Thursday, March 31, 2011

Why Did The Exchange Crash And What You Do Now?

By Felix Fransisco

If you're a stockholder in the stock market, the occurrences of the last couple of days must have caused a large amount of concern. Remember the black Tuesday of Jan twenty-two when the market plunged by at least eleven percent in the first few minutes of trade. Twitchy sellers pushed the panic trigger, sending the markets into a free fall, till it hit the circuit breaker, which mechanically caused all trading to come to a halt, both, at the BSE and NSE. The thirty stock Sensex lost about 2273 points during the daytime, before some worth purchasing made it recover some losses. Eventually , it closed the day at 16,729.94 points, still down by 875.41 points. The prospects for the share market appears to have changed overnite. Let's have a quick look at the prime factors answerable for such an extreme fall in the markets.

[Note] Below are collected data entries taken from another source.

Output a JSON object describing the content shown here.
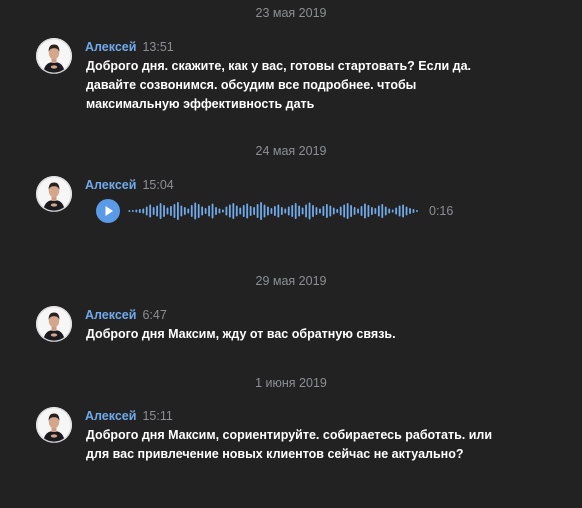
{
  "author": "Алексей",
  "colors": {
    "background": "#222222",
    "author": "#71aaeb",
    "secondary_text": "#8c8f93",
    "message_text": "#ffffff",
    "play_button": "#5b9ae6",
    "waveform": "#71aaeb"
  },
  "dates": [
    "23 мая 2019",
    "24 мая 2019",
    "29 мая 2019",
    "1 июня 2019"
  ],
  "messages": [
    {
      "author": "Алексей",
      "time": "13:51",
      "text": "Доброго дня. скажите, как у вас, готовы стартовать? Если да.\nдавайте созвонимся. обсудим все подробнее. чтобы\nмаксимальную эффективность дать"
    },
    {
      "author": "Алексей",
      "time": "15:04",
      "voice": {
        "icon": "play-icon",
        "duration": "0:16"
      }
    },
    {
      "author": "Алексей",
      "time": "6:47",
      "text": "Доброго дня Максим, жду от вас обратную связь."
    },
    {
      "author": "Алексей",
      "time": "15:11",
      "text": "Доброго дня Максим, сориентируйте. собираетесь работать. или\nдля вас привлечение новых клиентов сейчас не актуально?"
    }
  ]
}
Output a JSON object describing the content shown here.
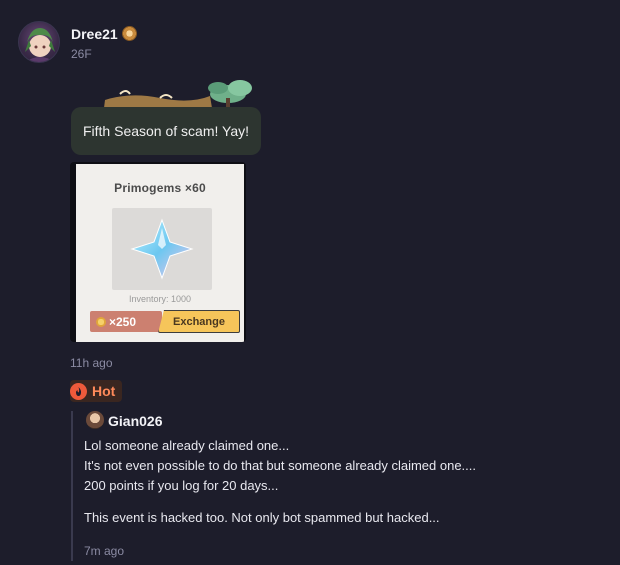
{
  "post": {
    "username": "Dree21",
    "floor": "26F",
    "bubble_text": "Fifth Season of scam! Yay!",
    "timestamp": "11h ago"
  },
  "shop_card": {
    "title": "Primogems ×60",
    "inventory": "Inventory: 1000",
    "price": "×250",
    "button_label": "Exchange"
  },
  "hot_badge": {
    "label": "Hot"
  },
  "reply": {
    "username": "Gian026",
    "lines": [
      "Lol someone already claimed one...",
      "It's not even possible to do that but someone already claimed one....",
      "200 points if you log for 20 days...",
      "This event is hacked too. Not only bot spammed but hacked..."
    ],
    "timestamp": "7m ago"
  },
  "colors": {
    "background": "#1d1d2b",
    "bubble": "#2d3530",
    "hot": "#ee5a3b",
    "exchange": "#f6c55a"
  },
  "icons": [
    "avatar",
    "level-badge-icon",
    "primogem-icon",
    "coin-icon",
    "flame-icon"
  ]
}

Fears of a recession in the States.

One of the largest reasons for the industrial strength fall in the markets is a phobia of recession in America economy. The worldwide investment climate has changed with the impact of the sub-prime crisis in America mortgage market taking its toll. Huge investment banks and conglomerates are declaring great losses and investors' confidence is totally shaken. There's a pronouncing that when the US sneezes, the entire world catches influenza. Not surprising that the majority of the economies are having inter-linkages with what has happened there. The after effects are felt in our markets also as the unwanted effect on IT firms, BPOs, KPOs, export orientated units and other sectors are feared ultimately.

Enormous selling by FIIs and hedge funds.

Hedge Funds and Foreign Fiscal Establishments ( FIIs ) have also started selling in our markets. This is as they would like to reallocate their investments and book profits to chop their losses because of the financial disintegration. The volatility of financial markets seen today is the results of continuing and heavy selling pressure by backers of all classes due to doubtful times and events.

IPOs drained out liquidity from the system.

Domestic factors also made a contribution to the record fall in no little measure. The first market was deluged with a big number of IPOs. Liquidity was sucked from the market as folk invested in these offerings with expectations of windfall gains on listing. Dependance Power IPO was oversubscribed by as much as 72 times with speculators putting in bids for over 1,654.8 crore shares as against 22.8 crore shares offered. As per a guess, more than Rs sixty thousand crore was locked in the offer by way of application money, thus causing liquidity issues in the secondary market.

Do not sweat and stay invested for the long run.

If you're a long-term financier, who has invested in essentially powerful corporations, you shouldn't be worried too much about volatility and unexpected recessions. Remain invested and use the chance to buy at lower levels. There's totally no necessity to press the panic button and start selling amid high volatility.

Someone once asked the investment guru Warren Smorgasboard about when the best time to sell one's stocks is and the answer was 'Never ; if you have quality investment'. Also, if you don't have a heavy risk taking capacity, do not attempt to make a fast buck by making an investment in the so-called momentum stocks. They may lose their worth in almost no time and you'll be holding virtually nothing. So be a smart financier and stay invested for the long run.